A BETTER TOMORROW FOR ART MUSEUMS IN HONG KONG

In December 1991, Crossover, the leading independent art magazine in Hong Kong at the time, published a statement written and signed by a group of 22 Hong Kong artists and critics to voice their discontent about the lack of support from public art institutions. These creatives and art workers, mostly born in the late 1940s to the early 1960s, were the core members of the small but vigorous avant-garde art community in Hong Kong. Their disappointment stemmed from “Too French,” the inaugural exhibition at the new building of the Hong Kong Museum of Art (HKMoA), held from November 16, 1991, to February 19, 1992, in Tsim Sha Tsui. The show was a collaboration with the Paris-based Cartier Foundation, with little-to-no relation to Hong Kong art.

The statement and subsequent series of discussions organized by Hong Kong artists may have prompted HKMoA—then helmed by director Gerard CC Tsang—to produce “City Vibrance: Recent Works in Western Media by Hong Kong Artists” the following year (1992), as its second exhibition in its newly renovated building.
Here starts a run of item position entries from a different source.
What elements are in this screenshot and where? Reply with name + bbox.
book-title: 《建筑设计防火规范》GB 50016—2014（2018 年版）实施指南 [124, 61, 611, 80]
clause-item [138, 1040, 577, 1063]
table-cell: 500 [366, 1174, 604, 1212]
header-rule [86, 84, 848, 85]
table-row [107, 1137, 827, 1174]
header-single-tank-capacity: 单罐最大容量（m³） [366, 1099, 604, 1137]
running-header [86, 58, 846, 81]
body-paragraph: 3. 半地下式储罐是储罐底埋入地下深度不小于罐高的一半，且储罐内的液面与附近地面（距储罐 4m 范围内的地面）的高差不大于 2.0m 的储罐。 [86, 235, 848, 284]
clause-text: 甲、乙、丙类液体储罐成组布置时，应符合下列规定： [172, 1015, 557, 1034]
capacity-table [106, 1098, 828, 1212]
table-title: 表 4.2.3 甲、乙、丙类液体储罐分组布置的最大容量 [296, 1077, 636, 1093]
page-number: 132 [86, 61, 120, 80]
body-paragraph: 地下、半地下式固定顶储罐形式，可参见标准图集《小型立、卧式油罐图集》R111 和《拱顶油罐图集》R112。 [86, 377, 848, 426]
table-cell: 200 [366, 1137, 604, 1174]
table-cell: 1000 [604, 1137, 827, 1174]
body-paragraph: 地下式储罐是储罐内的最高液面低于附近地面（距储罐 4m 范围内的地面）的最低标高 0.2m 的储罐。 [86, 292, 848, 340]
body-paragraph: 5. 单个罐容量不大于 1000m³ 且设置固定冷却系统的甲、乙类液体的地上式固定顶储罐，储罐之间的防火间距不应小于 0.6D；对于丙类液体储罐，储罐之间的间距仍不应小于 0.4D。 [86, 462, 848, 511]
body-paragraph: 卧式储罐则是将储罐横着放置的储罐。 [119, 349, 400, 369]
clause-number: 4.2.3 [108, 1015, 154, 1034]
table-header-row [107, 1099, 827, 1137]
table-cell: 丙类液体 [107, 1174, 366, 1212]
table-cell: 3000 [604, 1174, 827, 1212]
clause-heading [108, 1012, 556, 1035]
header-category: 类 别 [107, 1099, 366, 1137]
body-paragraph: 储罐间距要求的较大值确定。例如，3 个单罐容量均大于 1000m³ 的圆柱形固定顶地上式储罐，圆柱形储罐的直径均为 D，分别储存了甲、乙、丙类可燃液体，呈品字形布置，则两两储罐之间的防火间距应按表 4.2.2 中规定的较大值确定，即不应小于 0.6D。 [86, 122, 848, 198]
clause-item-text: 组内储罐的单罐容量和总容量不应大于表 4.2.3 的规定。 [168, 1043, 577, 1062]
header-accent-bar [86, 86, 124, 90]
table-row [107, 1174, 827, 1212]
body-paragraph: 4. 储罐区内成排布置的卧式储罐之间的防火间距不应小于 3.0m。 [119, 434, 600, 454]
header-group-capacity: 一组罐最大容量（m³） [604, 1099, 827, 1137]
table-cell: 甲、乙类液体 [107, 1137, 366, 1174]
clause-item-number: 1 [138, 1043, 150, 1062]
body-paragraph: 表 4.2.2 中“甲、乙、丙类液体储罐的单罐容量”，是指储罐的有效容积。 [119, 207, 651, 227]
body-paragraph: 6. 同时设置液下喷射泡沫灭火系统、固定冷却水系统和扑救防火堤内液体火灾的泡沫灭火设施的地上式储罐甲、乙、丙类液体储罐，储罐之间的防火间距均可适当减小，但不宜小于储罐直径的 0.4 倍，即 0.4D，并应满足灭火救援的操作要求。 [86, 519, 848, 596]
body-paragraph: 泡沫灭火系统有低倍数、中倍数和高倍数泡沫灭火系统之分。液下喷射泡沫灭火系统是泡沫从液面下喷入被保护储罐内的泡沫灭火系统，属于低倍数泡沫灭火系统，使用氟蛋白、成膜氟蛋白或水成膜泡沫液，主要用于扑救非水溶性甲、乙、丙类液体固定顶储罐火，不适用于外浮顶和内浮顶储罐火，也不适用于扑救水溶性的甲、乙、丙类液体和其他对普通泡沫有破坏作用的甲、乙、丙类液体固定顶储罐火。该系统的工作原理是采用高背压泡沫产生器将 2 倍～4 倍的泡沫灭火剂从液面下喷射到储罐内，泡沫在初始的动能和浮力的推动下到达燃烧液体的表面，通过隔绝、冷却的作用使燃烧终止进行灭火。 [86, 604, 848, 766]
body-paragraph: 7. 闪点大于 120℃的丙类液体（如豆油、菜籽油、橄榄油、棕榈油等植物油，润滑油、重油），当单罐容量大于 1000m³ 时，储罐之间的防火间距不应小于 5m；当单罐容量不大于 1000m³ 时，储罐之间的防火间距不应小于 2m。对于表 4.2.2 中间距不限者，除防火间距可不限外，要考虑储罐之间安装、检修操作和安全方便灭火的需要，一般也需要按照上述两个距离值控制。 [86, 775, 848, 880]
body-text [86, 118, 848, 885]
Featuring 49 artists with works of diverse styles and mediums, “City Vibrance” created the first opportunity for many young contemporary artists to exhibit at HKMoA, though the exhibition was criticized for its lack of a well-defined curatorial approach and discursive framework. Critic Nigel Cameron was also skeptical about the emphasis of “Western media” in the exhibition title: “Just what is Western about works in terra cotta that admits them to an exhibition of artists working in ‘Western media’ I fail to comprehend—but perhaps it doesn’t matter.” 1

Along with the statement, in the also published short essays by artist-designer Siu King Chung and critic and curator Oscar Ho (writing under the pseudonym of Gum Gum) on the functions of a museum and the biases in Hong Kong’s cultural policies. These texts exemplify the artists’ strong engagement in shaping the museum practices and cultural policies in Hong Kong during the 1990s.